A Jab at the Problem

I have just started (re)learning Java professionally, so I might as well write it in Java.

Mapping the problem to implementation is fairly straight forward. There are two classes of threads – MaleThread and FemaleThread. Both types of threads will try to enter a resource (class) called Bathroom. Bathroom is consisted of two API – enter(Person p) and leave(Person p), where Person is just a data class that indicates holds the gender and thread information.

So an example of a male thread entering the bathroom could be the following:

Person male = new Person(Thread.currentThread(), Gender.MALE);
bathroom.enter(male);
// do some private business
bathroom.leave(male);

From rule #1, the Bathroom class has the characteristics of a mutex, where pending threads need to be blocked and unblocked efficiently. For this, I chose LockSupport for thread synchronization. For the fairness requirement in rule #2, ConcurrentLinkedQueue is used for the FIFO behavior.

class Bathroom
{
  private AtomicInteger numMale = new AtomicInteger(0);
  private AtomicInteger numFemale = new AtomicInteger(0);
  private Queue waiters = new ConcurrentLinkedQueue();

  public void enter(Person person)
  {
    boolean wasInterrupted = false;

    waiters.add(person);

    // Block while not first in line, or if there is opposite sex in the
    // bathroom.
    while (waiters.peek() != person
        || getOppositeGenderCount(person.getGender()).get() > 0)
    {
      LockSupport.park();

      // ignore interrupts while waiting
      if (Thread.interrupted())
        wasInterrupted = true;
    }

    // Increment the current sex count since this person is first in line
    // and there is no opposite sex in the bathroom.
    getGenderCount(person.getGender()).getAndIncrement();

	// Remove its from the waiting line.
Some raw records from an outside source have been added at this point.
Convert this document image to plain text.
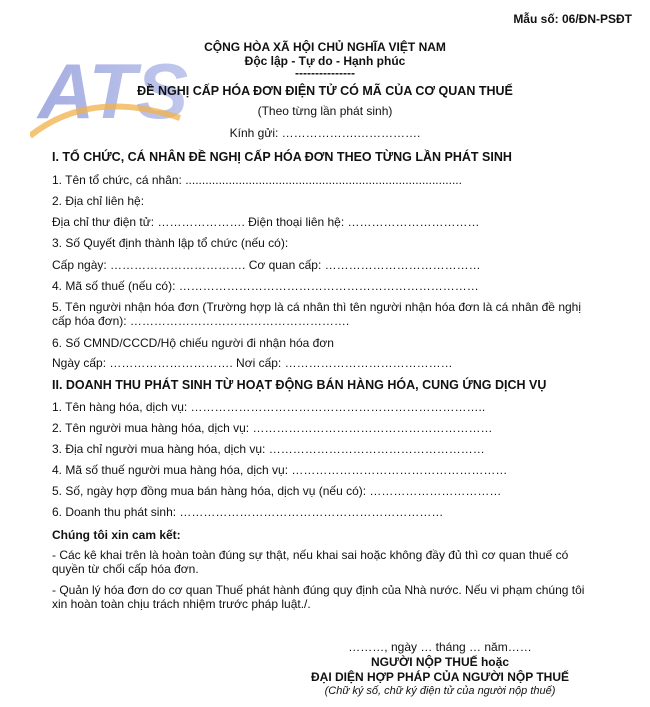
ATS
Mẫu số: 06/ĐN-PSĐT
CỘNG HÒA XÃ HỘI CHỦ NGHĨA VIỆT NAM
Độc lập - Tự do - Hạnh phúc
---------------
ĐỀ NGHỊ CẤP HÓA ĐƠN ĐIỆN TỬ CÓ MÃ CỦA CƠ QUAN THUẾ
(Theo từng lần phát sinh)
Kính gửi: ……………….…………….
I. TỔ CHỨC, CÁ NHÂN ĐỀ NGHỊ CẤP HÓA ĐƠN THEO TỪNG LẦN PHÁT SINH
1. Tên tổ chức, cá nhân: ...................................................................................
2. Địa chỉ liên hệ:
Địa chỉ thư điện tử: …………………. Điện thoại liên hệ: ……………………………
3. Số Quyết định thành lập tổ chức (nếu có):
Cấp ngày: ……………………………. Cơ quan cấp: …………………………………
4. Mã số thuế (nếu có): …………………………………………………………………
5. Tên người nhận hóa đơn (Trường hợp là cá nhân thì tên người nhận hóa đơn là cá nhân đề nghị cấp hóa đơn): ……………………………………………….
6. Số CMND/CCCD/Hộ chiếu người đi nhận hóa đơn
Ngày cấp: …………………………. Nơi cấp: ……………………………………
II. DOANH THU PHÁT SINH TỪ HOẠT ĐỘNG BÁN HÀNG HÓA, CUNG ỨNG DỊCH VỤ
1. Tên hàng hóa, dịch vụ: ………………………………………………………………..
2. Tên người mua hàng hóa, dịch vụ: ……………………………………………………
3. Địa chỉ người mua hàng hóa, dịch vụ: ………………………………………………
4. Mã số thuế người mua hàng hóa, dịch vụ: ………………………………………………
5. Số, ngày hợp đồng mua bán hàng hóa, dịch vụ (nếu có): ……………………………
6. Doanh thu phát sinh: …………………………………………………………
Chúng tôi xin cam kết:
- Các kê khai trên là hoàn toàn đúng sự thật, nếu khai sai hoặc không đầy đủ thì cơ quan thuế có quyền từ chối cấp hóa đơn.
- Quản lý hóa đơn do cơ quan Thuế phát hành đúng quy định của Nhà nước. Nếu vi phạm chúng tôi xin hoàn toàn chịu trách nhiệm trước pháp luật./.
………, ngày … tháng … năm……
NGƯỜI NỘP THUẾ hoặc
ĐẠI DIỆN HỢP PHÁP CỦA NGƯỜI NỘP THUẾ
(Chữ ký số, chữ ký điện tử của người nộp thuế)
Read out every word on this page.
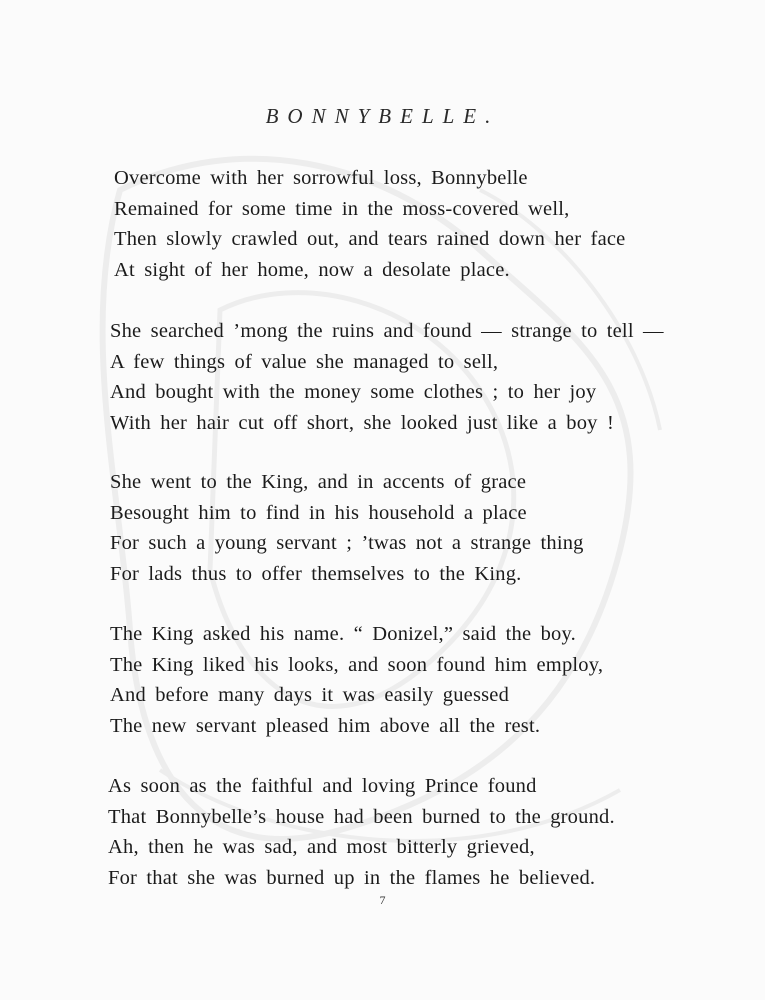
BONNYBELLE.
Overcome with her sorrowful loss, Bonnybelle
Remained for some time in the moss-covered well,
Then slowly crawled out, and tears rained down her face
At sight of her home, now a desolate place.
She searched ’mong the ruins and found — strange to tell —
A few things of value she managed to sell,
And bought with the money some clothes ; to her joy
With her hair cut off short, she looked just like a boy !
She went to the King, and in accents of grace
Besought him to find in his household a place
For such a young servant ; ’twas not a strange thing
For lads thus to offer themselves to the King.
The King asked his name. “ Donizel,” said the boy.
The King liked his looks, and soon found him employ,
And before many days it was easily guessed
The new servant pleased him above all the rest.
As soon as the faithful and loving Prince found
That Bonnybelle’s house had been burned to the ground.
Ah, then he was sad, and most bitterly grieved,
For that she was burned up in the flames he believed.
7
This is the linearization point.
    waiters.remove();

	// wake up the next waiter
    Person nextPersonInLine = waiters.peek();
    if (nextPersonInLine != null)
    {
      LockSupport.unpark(nextPersonInLine.getOwnerThread());
    }

    // reassert interrupt status on exit
    if (wasInterrupted)
    {
      person.getOwnerThread().interrupt();
    }
  }

  public void leave(Person person)
  {
	// decrement the gender count, and wake up the next waiter
    getGenderCount(person.getGender()).getAndDecrement();

    Person nextPersonInLine = waiters.peek();
    if (nextPersonInLine != null)
    {
      LockSupport.unpark(nextPersonInLine.getOwnerThread());
    }
  }

  private AtomicInteger getOppositeGenderCount(Gender gender)
  {
    if (gender == Gender.MALE)
      return numFemale;
    else if (gender == Gender.FEMALE)
      return numMale;

    // something is wrong here.
    return numMale;
  }

  private AtomicInteger getGenderCount(Gender gender)
  {
    if (gender == Gender.MALE)
      return numMale;
    else if (gender == Gender.FEMALE)
      return numFemale;
    // something is wrong here.
    return numMale;
  }
}
public class Person
{
  public Person(Thread ownerThread, Gender sex)
  {
    super();
    this.ownerThread = ownerThread;
    this.sex = sex;
  }
  private final Thread ownerThread;
  private final Gender sex;

  public Thread getOwnerThread()
  {
    return ownerThread;
  }

  public Gender getGender()
  {
    return sex;
  }
}

public enum Gender
{
  FEMALE, MALE
}

Some Explanation

The bathroom itself is lock-free. From the high level, every person who tries to enter a bathroom goes through a “test and set” process for two conditions – 1. he/she is the first person in the waiting line, and 2. no opposite sex is in the bathroom. As soon as these two conditions are valid, the person will enter the bathroom by incrementing his gender count, and leave the waiting line. This is the linearization point of the enter() method.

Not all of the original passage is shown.